EN BREF – L’association Vivre à Grenoble crie son ras-le-bol face à ce qu’elle considère comme des pressions, voire des intimidations juridiques et financières, de la Ville de Grenoble à son encontre ou à l’encontre des citoyens qu’elle accompagne. Prônant « une véritable démocratie urbaine pour une ville à taille humaine », elle adresse au maire de Grenoble une lettre ouverte.
« Ça commence à bien faire ! » Le conseil d’administration de l’association Vivre à Grenoble pousse un coup de gueule contre la municipalité grenobloise, en même temps qu’il adresse très officiellement une lettre ouverte au maire Éric Piolle. Motif de sa colère ? Des « méthodes inacceptables » de la Ville « pour faire taire l’association », dénonce Vivre à Grenoble, et pour dissuader les citoyens de formuler des recours contre les projets urbains municipaux.
C’est un courrier du Centre des finances publiques qui a fait déborder le vase, explique Bruno de Lescure, président de l’association. Contrainte de s’acquitter de frais de justice, suite à un recours perdu contre le projet Araymond, l’association a demandé un échelonnement des paiements. Réponse de la Ville : une assignation pour faire prélever sur son compte… les 167 euros restants dus.
« Faire taire les oppositions citoyennes »
L’assignation agace d’autant plus Bruno de Lescure que « l’action judiciaire n’est pas totalement éteinte », une procédure devant le Conseil d’État ayant été engagée. Procédure qui, légalement, n’empêche pas la Ville de réclamer les frais de justice. « Le Droit le permet, on ne peut pas le contester, mais il y a la pratique », estime Éric le Gulludec, avocat de l’association dans le cadre d’une autre procédure, celle du terrain Galtier.
Cette « pratique » du Droit « s’inscrit dans une démarche de faire taire les oppositions citoyennes, d’essayer de dissuader les gens », estime l’avocat. Dans le cadre du recours contre le projet du terrain Galtier, ce ne sont pas quelques centaines, mais quelques millions d’euros que Grenoble Habitat* réclame aux riverains plaignants, accompagnés par l’association. Au motif d’un « préjudice moral » ou de la perte possible d’une subvention en cas de retard sur les travaux.
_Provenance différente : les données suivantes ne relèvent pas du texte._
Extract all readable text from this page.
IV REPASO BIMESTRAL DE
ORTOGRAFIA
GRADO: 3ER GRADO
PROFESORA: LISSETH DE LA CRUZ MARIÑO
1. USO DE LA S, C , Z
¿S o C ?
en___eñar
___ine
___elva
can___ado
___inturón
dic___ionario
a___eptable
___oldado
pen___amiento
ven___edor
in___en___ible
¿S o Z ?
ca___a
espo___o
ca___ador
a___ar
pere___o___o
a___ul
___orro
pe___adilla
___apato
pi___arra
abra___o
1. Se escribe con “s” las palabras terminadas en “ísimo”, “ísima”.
La Ville est moins prompte à appliquer les décisions de justice qui lui sont défavorables, juge encore l’association. La cour administrative d’appel a ainsi annulé le permis de construire d’un projet de construction rue Raspail. Problème : le bâtiment a été construit entretemps et une modification de sa façade, le point litigieux souligné, est bien improbable. De plus, la municipalité a attendu deux ans pour s’acquitter des 2 000 euros de fais de justice… qu’elle devait à Vivre à Grenoble.
Une équipe municipale autrefois proche de Vivre à Grenoble
Dans leur courrier comme face à la presse, les membres de l’association s’amusent surtout du changement de ton de l’équipe municipale en place, bien différent lorsque celle-ci était dans l’opposition. Des élus actuels de la Ville de Grenoble tels Christine Garnier, Hakim Sabri et même l’adjoint à la Démocratie locale Pascal Clouaire auraient été adhérents. De même que Vincent Comparat, président de l’Ades**, mouvement écologiste qui soutient la municipalité.
Une simple recherche par mot-clé sur le site de l’Ades permet en effet de constater que le mouvement ne manquait pas de relayer l’actualité de Vivre à Grenoble.
« La politique de la majorité a changé en 2015. Nous, nous avons continué à agir en fonction de la philosophie qui est la nôtre, et qui fut la leur », assène Bruno de Lescure.
Quelle philosophie ? « Une véritable démocratie urbaine pour une ville à taille humaine », prône la lettre ouverte. « Nous sommes pour que l’on implique les gens dans la construction de leur ville, le plus en amont possible des permis de construire », complète Louis Cipri, membre de l’association.
« La municipalité a décidé d’utiliser vraiment le Droit pour asphyxier l’association et faire peur à tous les requérants : sous Destot, on n’avait jamais osé faire comme cela ! », poursuit Bruno de Lescure. Et de conclure : « C’est un peu fort de café de la part de gens qui ont fait des recours pendant vingt ans, et qui ont été taxés de malades du recours par la majorité socialiste de l’époque ! » Sollicitée par Place Gre’net, la Ville n’a pas réagi au courrier de l’association.
Florent Mathieu
* La Ville de Grenoble est actionnaire à 51 % de la Société d’économie mixte (Sem) Grenoble Habitat, et compte six administrateurs au sein de son conseil d’administration. Sa présidente, Maryvonne Boileau, est également conseillère municipale de Grenoble.
** Association démocratie écologie solidarité.